At first Judi-Rae Hendrix never paid much attention to professional wrestling. It was on all the time, thanks to her brothers, but she never paid attention until the day her brother said, “Hey, there’s girls wrestling!”
“What do you mean there’s girls wrestling?” she said.
Even though she was a tomboy, wrestling was too much of a boy thing for her. Then she discovered A.J. Lee. “She was in a tag with Tamina and someone else again Natalya and the Funkadactyls,” Hendrix recalls. “I was like, holy cow! This girl reminded me so much of myself. The way she wrestled, the way she presented herself, she was everything I wanted to be.”
Judi-Rae started looking up more wrestling and specifically, more ladies wrestling. She learned about other ladies who worked the squared circle, and she wanted to see them all. At the age of eleven she had found her thing. She was hooked.
Just a few years later she took an interests test in middle school to help her identify potential career options. “Mine came back as professional athlete/ actor/ stunt person. I thought to myself, professional athlete. Professional wrestler! Oh yeah! I could do it! I’ve had my heart set since that day.”
As enthusiastic as she was, her parents did not accept Judi-Rae’s career choice. “They said, ‘You want to do what now? No, no, no. Go to college and get a real job. Be a doctor or be a teacher. Then if you want you can train.’ I didn’t want to be a doctor because I don’t like being around sick people, and I didn’t want to be a teacher because children talk.” Thankfully, Mom and Dad saw her passion and struck a bargain. If she paid for wrestling school and also agreed to go to college, she could train. “The same week I turned in my high school cheerleading uniform, I started training.”
Judi-Rae has trained relentlessly since that day. She started out with Chris Cannon and Shane Douglas, and she moved on to train with Bobby Blaze and Jillian Hall. She’s also taken seminars with other legends like Ricky Morton, Mr. Hughes, and Jimmy Valiant.

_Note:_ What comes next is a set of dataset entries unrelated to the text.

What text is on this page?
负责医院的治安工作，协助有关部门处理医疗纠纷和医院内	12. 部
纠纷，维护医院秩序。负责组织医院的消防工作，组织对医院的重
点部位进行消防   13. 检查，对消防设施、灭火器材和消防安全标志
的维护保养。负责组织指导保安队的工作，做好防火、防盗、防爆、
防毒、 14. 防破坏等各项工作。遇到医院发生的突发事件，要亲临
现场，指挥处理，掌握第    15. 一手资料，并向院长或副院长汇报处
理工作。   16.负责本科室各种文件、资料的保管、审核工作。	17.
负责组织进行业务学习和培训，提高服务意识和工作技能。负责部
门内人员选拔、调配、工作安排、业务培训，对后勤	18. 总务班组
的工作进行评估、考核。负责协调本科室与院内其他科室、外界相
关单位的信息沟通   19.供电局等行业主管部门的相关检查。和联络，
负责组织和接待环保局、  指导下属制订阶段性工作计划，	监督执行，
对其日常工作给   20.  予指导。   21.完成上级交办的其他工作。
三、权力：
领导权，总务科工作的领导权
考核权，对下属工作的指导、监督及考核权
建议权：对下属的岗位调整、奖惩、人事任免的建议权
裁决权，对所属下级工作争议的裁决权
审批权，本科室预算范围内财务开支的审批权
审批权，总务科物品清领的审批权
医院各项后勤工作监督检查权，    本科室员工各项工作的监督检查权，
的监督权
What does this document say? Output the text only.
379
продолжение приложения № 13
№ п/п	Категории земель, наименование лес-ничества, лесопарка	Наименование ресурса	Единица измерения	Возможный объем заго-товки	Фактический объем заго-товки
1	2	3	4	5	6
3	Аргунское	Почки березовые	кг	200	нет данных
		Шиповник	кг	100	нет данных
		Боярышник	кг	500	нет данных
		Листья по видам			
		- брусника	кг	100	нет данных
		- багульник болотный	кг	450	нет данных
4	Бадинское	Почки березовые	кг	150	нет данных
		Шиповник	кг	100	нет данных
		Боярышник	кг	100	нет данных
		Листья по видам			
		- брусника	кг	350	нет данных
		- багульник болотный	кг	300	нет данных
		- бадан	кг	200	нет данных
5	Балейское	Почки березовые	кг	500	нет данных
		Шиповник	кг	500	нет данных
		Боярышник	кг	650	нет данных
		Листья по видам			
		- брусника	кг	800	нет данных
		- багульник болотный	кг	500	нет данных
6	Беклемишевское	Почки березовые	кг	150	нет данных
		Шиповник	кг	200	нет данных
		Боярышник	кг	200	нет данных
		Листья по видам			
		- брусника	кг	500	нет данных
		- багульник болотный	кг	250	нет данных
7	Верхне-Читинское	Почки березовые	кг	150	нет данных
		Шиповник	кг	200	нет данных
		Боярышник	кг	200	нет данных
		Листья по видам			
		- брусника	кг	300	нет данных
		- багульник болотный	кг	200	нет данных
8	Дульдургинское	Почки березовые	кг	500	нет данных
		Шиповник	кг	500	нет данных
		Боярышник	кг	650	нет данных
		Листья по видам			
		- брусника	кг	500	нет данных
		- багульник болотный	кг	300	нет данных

When we met, she purchased a copy of Tracy Smothers’ book and told me she had been signed up for a seminar before he passed away. The girl knows and loves her history!
Hendrix is a true student of wrestling. She’s a sponge soaking up every bit of knowledge she can get, from the history of the business to the psychology of building a match. “Shane Douglas didn’t just show us how to do things but why we do them. Bobby and Jillian made my ring psychology even sharper, and in doing so, they helped me clean up my ring work. Working with them made a lot of the lessons I’d learned elsewhere click.”
Hendrix is only a year and a half into her wrestling journey, but she carries herself in the ring with the confidence of a a true professional. She stunned the regular Girl Fight fans back in June by not only working the main event against champion Billie Starkz, but hanging with her the entire time. I spoke with Bobby Blaze after the match about her, and Blaze was thrilled to hear his star pupil had done so well. “I’m looking for her to do good things in her future with the business,” he told me.
Based out of Eastern Kentucky, Hendrix has done most of her work in the West Virginia area but is looking to expand. When I met her in June, she was griping over the application she had to fill out to wrestle in Kentucky. “You want to know why you need to fill that out?” said her Dad. “The reason is right behind you.” He pointed to Girl Fight promoter Mad Man Pondo and laughed. (Read Pondo’s book if you don’t know about Kentucky’s Pondo/ Rotten rules.)
Hendrix has worked a number of matches with West Virginia’s Killjoy Kolbe Max, and she loves working against OVW’s Women’s Champ Hollywood Haley J. Long term she wants to wrestling in Japan and the WWE, but in the immediate future, she’s hoping to have more matches with Haley J and Billie Starkz. She also wants to work with Kenzie Page, and she’s gunning for her trainer Jillian Hall. “It’s gonna happen sooner or later, and I swear I’m gonna beat her!”
Judi-Rae Hendrix is one of the people I love rooting for in the wrestling business. She is bright, engaging, and fun, and her talent is only exceeded by her heart. She’s also driven by something deeper than just a love of wrestling that goes far back into her life story.
“I was an adopted child, and I suffered all kinds of abuse in my early years. My birth mom was special needs and never got to do the things she wanted to do. She’s passed away now, but knowing her story fires me up to live the life my mom didn’t get to.”
Like Bobby Blaze, I want to see Judi-Rae make it big in the business. One you see her in the ring, you’ll feel the same way.